El gran hotel Budapest

Crítica de Iván Steinhardt - El rincón del cinéfilo

Un recorrido por la decadencia disfrazado de fabula sin animales ni seres fantásticos

“Rushmore” (1998), “Vida acuática” (2004), “Viaje a Darjeeling” (2007), “Un reino bajo la luna” (2012)… Wes Anderson ha creado su mundo. Un universo paralelo al del resto del cine en el cual los colores desafían el equilibrio, el diseño cuestiona la geometría, y los objetos, fijos o móviles, pueden o no estar de acuerdo con la ley de gravedad, la física, o la cinética.

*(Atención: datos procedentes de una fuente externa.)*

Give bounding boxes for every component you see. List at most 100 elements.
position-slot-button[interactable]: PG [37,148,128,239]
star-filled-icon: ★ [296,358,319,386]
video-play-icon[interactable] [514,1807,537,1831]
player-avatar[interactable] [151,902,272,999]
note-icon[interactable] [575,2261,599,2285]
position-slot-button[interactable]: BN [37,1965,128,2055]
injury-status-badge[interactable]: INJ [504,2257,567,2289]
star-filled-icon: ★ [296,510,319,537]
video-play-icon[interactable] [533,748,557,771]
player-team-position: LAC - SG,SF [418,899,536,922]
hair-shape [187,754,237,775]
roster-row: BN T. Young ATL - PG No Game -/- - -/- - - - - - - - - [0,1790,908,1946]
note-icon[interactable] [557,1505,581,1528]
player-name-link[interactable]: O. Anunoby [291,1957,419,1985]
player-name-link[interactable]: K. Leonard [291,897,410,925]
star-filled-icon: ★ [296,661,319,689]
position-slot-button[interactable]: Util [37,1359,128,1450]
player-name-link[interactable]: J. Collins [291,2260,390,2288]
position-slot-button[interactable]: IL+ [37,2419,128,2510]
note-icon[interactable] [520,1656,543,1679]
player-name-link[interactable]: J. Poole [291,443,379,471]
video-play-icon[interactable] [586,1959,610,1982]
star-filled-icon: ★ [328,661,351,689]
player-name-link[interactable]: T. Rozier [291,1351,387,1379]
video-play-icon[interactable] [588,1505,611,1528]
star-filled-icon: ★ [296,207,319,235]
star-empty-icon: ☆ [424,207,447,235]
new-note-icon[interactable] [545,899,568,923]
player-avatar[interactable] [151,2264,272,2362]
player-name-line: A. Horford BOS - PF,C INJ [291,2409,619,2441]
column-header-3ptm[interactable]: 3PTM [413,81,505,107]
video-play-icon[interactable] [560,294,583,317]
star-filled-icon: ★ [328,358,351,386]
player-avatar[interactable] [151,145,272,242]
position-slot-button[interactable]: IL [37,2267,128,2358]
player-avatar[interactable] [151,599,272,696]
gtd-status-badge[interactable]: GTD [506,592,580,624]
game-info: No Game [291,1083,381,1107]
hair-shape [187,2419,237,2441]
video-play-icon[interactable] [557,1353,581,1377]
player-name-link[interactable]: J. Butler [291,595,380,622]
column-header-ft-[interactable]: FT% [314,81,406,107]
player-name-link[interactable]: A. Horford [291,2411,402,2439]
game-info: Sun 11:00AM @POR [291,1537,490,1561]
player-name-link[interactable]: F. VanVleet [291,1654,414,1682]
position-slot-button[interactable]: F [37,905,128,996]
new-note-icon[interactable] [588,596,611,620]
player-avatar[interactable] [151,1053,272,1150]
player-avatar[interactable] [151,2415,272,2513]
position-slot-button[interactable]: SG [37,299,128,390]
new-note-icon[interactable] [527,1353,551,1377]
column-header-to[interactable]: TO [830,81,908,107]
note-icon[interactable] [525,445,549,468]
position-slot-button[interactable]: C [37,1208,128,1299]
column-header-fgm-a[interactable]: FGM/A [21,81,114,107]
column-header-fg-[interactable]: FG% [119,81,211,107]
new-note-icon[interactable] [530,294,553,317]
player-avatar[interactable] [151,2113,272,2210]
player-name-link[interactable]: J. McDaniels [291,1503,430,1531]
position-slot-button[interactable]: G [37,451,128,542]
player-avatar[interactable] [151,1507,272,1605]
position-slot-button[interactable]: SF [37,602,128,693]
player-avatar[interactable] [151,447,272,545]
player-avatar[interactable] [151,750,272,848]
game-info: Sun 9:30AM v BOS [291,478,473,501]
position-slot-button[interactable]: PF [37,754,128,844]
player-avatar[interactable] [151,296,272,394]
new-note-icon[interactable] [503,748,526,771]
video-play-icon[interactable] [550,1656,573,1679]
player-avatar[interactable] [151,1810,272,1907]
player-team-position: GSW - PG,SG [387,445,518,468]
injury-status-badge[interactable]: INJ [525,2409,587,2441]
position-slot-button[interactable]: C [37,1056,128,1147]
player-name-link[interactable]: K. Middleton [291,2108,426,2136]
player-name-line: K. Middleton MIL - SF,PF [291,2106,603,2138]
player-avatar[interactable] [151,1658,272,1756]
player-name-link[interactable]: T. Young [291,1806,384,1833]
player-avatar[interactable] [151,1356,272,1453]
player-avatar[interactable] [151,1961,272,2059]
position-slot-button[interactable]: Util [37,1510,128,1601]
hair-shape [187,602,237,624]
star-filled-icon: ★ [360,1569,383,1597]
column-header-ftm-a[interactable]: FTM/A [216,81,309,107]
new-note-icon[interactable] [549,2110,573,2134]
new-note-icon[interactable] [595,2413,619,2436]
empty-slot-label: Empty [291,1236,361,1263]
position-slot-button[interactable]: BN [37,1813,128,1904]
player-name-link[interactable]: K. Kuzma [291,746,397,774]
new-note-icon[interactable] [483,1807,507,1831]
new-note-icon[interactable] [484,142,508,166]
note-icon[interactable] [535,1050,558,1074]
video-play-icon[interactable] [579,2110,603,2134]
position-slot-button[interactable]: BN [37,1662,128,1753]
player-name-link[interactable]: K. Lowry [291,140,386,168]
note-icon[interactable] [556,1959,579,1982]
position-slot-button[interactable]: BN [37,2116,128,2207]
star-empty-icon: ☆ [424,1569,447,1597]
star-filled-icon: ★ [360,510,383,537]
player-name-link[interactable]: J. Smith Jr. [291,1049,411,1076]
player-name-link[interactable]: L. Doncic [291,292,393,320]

Por carácter transitivo casi todos los personajes están mimetizados con este microcosmos, tanto en su forma “pastel” de vestirse como en la manera de caminar o hablar. Daría la sensación que el director se ha instalado en su propuesta tan contundentemente que sería difícil imaginarlo haciendo algo fuera de él. Cuando Tim Burton, en un registro conceptualmente parecido, intentó hacer lo mismo el resultado fue flojo (por ejemplo “El Planeta de los Simios” en 2001). Parecería que hasta los genios tienen sus limitaciones.
En los primeros tres minutos vemos a una nena en el presente llevando flores a la tumba de un escritor.
Elipsis a 1985. Este escritor (Tom Wilkinson) cuenta, como si estuviera en una entrevista, cómo llegó a escribir “El gran hotel Budapest”, basado en una experiencia personal en 1968.
Flashback. El escritor, más joven (Jude Law) se encuentra en ese hotel venido a menos con su actual dueño, Mr. Moustafa (F. Murray Abraham). El empresario de aspecto misterioso y costumbres humildes (en su hotel duerme en la habitación de servicio doméstico) le cuenta al escritor cómo llegó a ser dueño.
Flashback. Ahora sí, nos instalamos casi definitivamente en 1932. La introducción esta hecha. Cuando el Hotel Budapest era puro esplendor, boato, lujo y belleza estrafalaria, estaba manejado por Gustav (Ralph Fiennes). Gustav podía no tener gran popularidad pero era un conserje admirado y respetado por todos sus pares. Un verdadero líder que toma bajo su ala a Zero (el joven Moustafa interpretado por Tony Revolori), un inmigrante ilegal que sólo desea trabajar en el prestigioso lugar (sutil crítica a la xenofobia). Así conoceremos la curiosa forma que tomaron algunos acontecimientos para llegar a aquel presente del comienzo.
Wes Anderson maneja un humor planteado no desde el absurdo sino más bien de un insólito emparentado con algunos de los sketches que otrora habían creado los Monty Python para su show “Monty Python Flying Circus” en los ‘60. Un humor que siempre funcionó por contraste con la vida cotidiana a partir de la exacerbación de las acciones y reacciones. En todo caso el absurdo aparece como condimento importante, pero no esencial. La escena del intento de cavar un túnel para escapar de la presión sería un ejemplo brillante. Los otros elementos que componen la obra, también aportan lo suyo. En el mundo del realizador puede haber un azul furioso que se rompe con el plateado (vida acuática), o como en éste caso, el rojo muy vivo de las paredes de un ascensor molestado por el violetas de los uniformes (lo que sería para la vista si fuera en formato fílmico).
“El Gran Hotel Budapest” es ante todo un recorrido por la decadencia disfrazado de cuento de hadas o fábula sin animales ni seres fantásticos. Eventualmente uno sabe que todas las corridas, los viajes y las desventuras de los protagonistas terminan como aquel principio. Como es habitual, en el elenco aparecen figuras rutilantes de la pantalla que pueden aparecer veinte minutos o cinco segundos, pero cada uno aporta la figura y la sapiencia exacta pues hasta esas presencias están calculadas en forma milimétrica desde Bill Murray a Mathiew Amalric.
El cine de éste artista tiene la identidad suficiente como para enamorar a nuevos espectadores y cumplir con creces con los ya incondicionales seguidores. Su poderío visual cuenta con la ventaja adicional del contraste que se produce al salir de la sala y mirar la otra realidad, la de todos los días, esa que al minuto de transitarla dan ganas de volver a la butaca. Cuando se presenta un universo creativo de semejante magnitud sólo hay que dejarse llevar y disfrutar el viaje.